Hey another Dutch person. Cool.

For the future by the way, you can have code render nicely on this forum via markdown syntax. By using three tics (`) before and after a code block you can have the config.yml file render

like this

Back to your original problem. Are you running this locally on your machine as well or everything via Rasa X? If you run this locally on your machine you might be able to see if the algorithm converged before the 100 epochs run out. That might be a reason why DIET is underperforming.

That said, I am a bit suprised since you’re using the EntitySynonymMapper in both scenarios and you’ve gotten two look up tables. Considering your use-case though, is there a reason why you’ve not considered using a Form here? There’s an tutorial on how to use those here.

Hi @koaning , thanks for your reply!

Where running Rasa?

My organisation is exploring Rasa. So we’re exploring all kind of Rasa stuff, f.e.:

  1. Rasa on openshift, developping actions on linux. Running actions either on server or in pod on openshift.
  2. Rasa on linux-server, both Open Source and Rasa X, as well rasa SDK

Why use look-up and not forms?

I also use forms. But for this part of the use-case, I use look-ups to verify if user has given a correct value for land or product. I think, that’s the easiest way, don’t you?

Why should I consider to use a form?

A form can be a very structured way of retreiving information from a user that has very few surpises. Especially if the information you’re retreiving is super important (or perhaps an enumerable instead of a full string) it can be convenient to use a form. How many countries are possible? If there’s only 4 options then a form might be a more convenient API.

All countries of the world :grinning: i.e. almost 200.

If you’re interested, I could share the case I’m working on.

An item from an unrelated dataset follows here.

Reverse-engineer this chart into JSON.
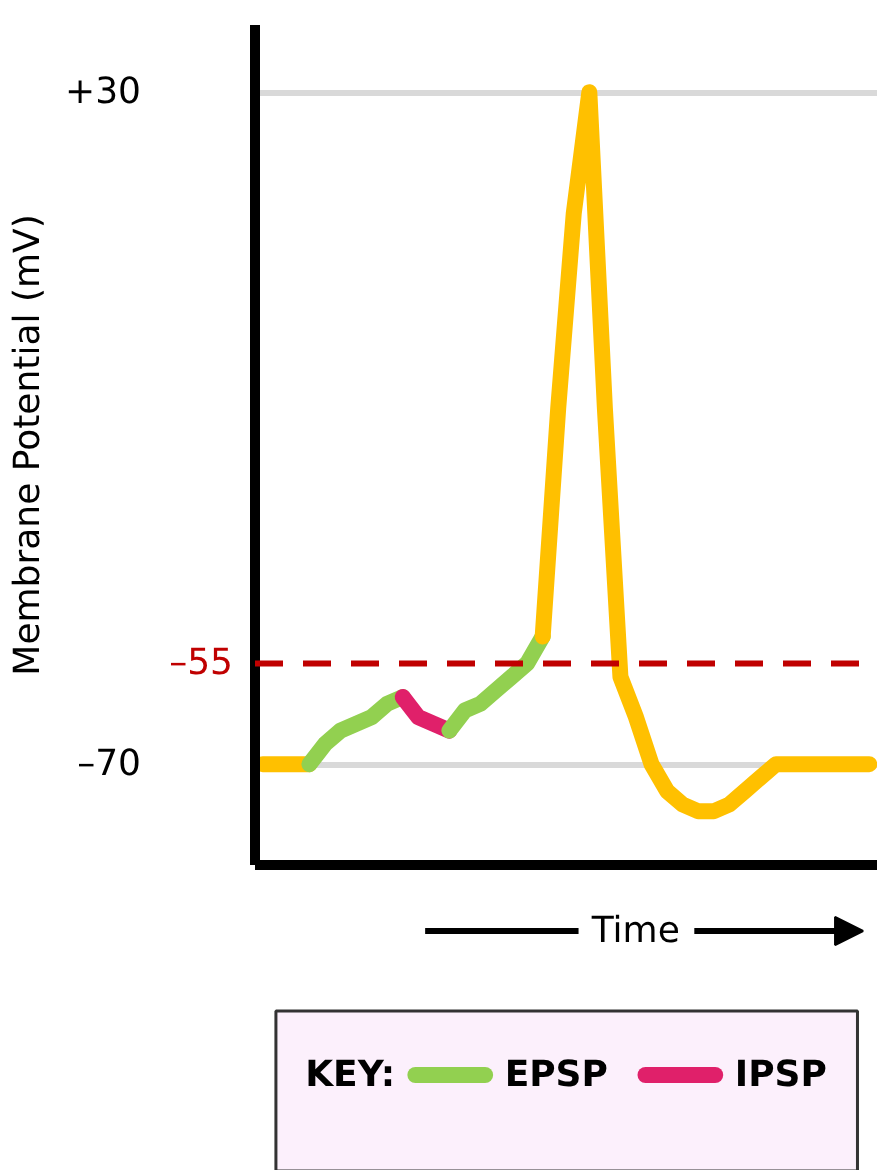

For now: I use the look-up for verifying if country exists. When country exists, I use a form to determine if country is member of EU.

Off-course, I could handle the existance also in the form, f.e. return a not found if not in my country-table. But:

  1. This look-up in the dialogue doesn’t need any technical / python / programming skills, so could be done by a SME. And completely in Rasa X / Open shift; i.e. user-friendly.
  2. I want to get to know Rasa, so experience the look-up

By the way, I use a form to gather all they infrmation form the user on products, countries, costs.

But I like this discussion, as it forces me to reconsider it all over again :+1:

1 Like

Were you able to confirm if the DIET algorithm converged by the way?

Not yet, also working on other issues.

I’l come-back as soon as I’ve runned the DIET again

I managed to get it working! But I realy don’t know what made it work :woozy_face:.

And yes, at least now the DIET algorithm converged, even to a good recognation.

What I did:

  1. Working only in virtual machine, Rasa Core
  2. Tsting with python scripts (from within Pycharm)
  3. Started with NLU only: iboth intents and entities
  4. Concentrated first at look-up.
  5. Made a train/test set by splitting nlu_data
  6. Created lot of test intents form all entries in look-up

And here’s my pipe-line:

language: nl
pipeline:
  - name: WhitespaceTokenizer
    case_sensitive: false
  - name: RegexFeaturizer
  - name: LexicalSyntacticFeaturizer
  - name: CountVectorsFeaturizer
  - name: CountVectorsFeaturizer
    analyzer: char_wb
    min_ngram: 1
    max_ngram: 6
  - name: DIETClassifier
    epochs: 100
  - name: EntitySynonymMapper
  - name: ResponseSelector
    epochs: 50

Thanks for assistance!